Background: Adrenaline tolerance improves survival in animal models of shock. The purpose of the present study was to determine the effects of adrenaline tolerance on intestinal ischemia-reperfusion (IIR) in a rat model. 
Materials and Methods: Adrenaline tolerance was developed by injecting adrenaline intravenously (IV), gradually 
increasing the dose from 0.05 mg/kg to 2 mg/Kg at 5 days. In experimental animals, the intestine was subjected to ischemia for one hour and then reperfusion for 3 hours. Evans blue was given IV to all animals to quantify pulmonary microvascular injury. After reperfusion, animals were sacrificed and the effects of reperfusion were assessed by measuring tissue myeloperoxidase (MPO), malonyldialdehyde (MDA), liver neutrophil sequestration and serum alanine aminotransferase (ALT). Intestinal injury was also assessed by a histological mucosal injury score. 

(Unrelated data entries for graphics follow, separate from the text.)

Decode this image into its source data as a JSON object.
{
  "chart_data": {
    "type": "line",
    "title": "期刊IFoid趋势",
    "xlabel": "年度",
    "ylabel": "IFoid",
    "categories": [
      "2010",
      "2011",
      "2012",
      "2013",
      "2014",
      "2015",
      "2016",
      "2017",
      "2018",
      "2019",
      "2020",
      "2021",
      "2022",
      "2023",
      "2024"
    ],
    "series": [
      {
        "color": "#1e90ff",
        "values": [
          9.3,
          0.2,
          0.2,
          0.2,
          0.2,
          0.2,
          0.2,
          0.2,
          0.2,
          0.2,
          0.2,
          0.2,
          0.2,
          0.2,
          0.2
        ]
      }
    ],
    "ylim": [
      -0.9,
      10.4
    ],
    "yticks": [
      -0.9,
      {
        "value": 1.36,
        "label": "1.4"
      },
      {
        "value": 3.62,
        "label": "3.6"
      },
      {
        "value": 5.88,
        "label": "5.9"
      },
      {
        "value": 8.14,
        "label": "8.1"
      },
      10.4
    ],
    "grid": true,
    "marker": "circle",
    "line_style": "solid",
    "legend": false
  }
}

Results: Evans blue dye concentrations were significantly higher in animals with IIR than in those having sham IIR or 
in AT-rats having IIR or sham IIR (P<0.01). MPO levels were significantly lowered in the lung by adrenaline tolerance 
(P<0.05). MDA levels significantly increased in the lung, liver and intestine of the IIR group compared with those in the sham IIR groups (P< 0.01), whereas there was no difference in adrenaline-tolerant animals. Adrenaline tolerance significantly reduced PMN sequestration within the liver and serum ALT levels as compared to the IIR group (P<0.05), which were significantly higher than the sham IIR group. The intestinal mucosal injury scores increased significantly in IIR animals as compared with sham IIR animals (P<0.01). Adrenaline tolerance did not reduce this injury. 
Conclusions: The present study indicates that IIR leads to local and remote organ dysfunction, catecholamines are 
involved in the IIR insult, and induction of adrenaline tolerance has a possible protective effect, though the local injury 
appears to be independent of catecholamines.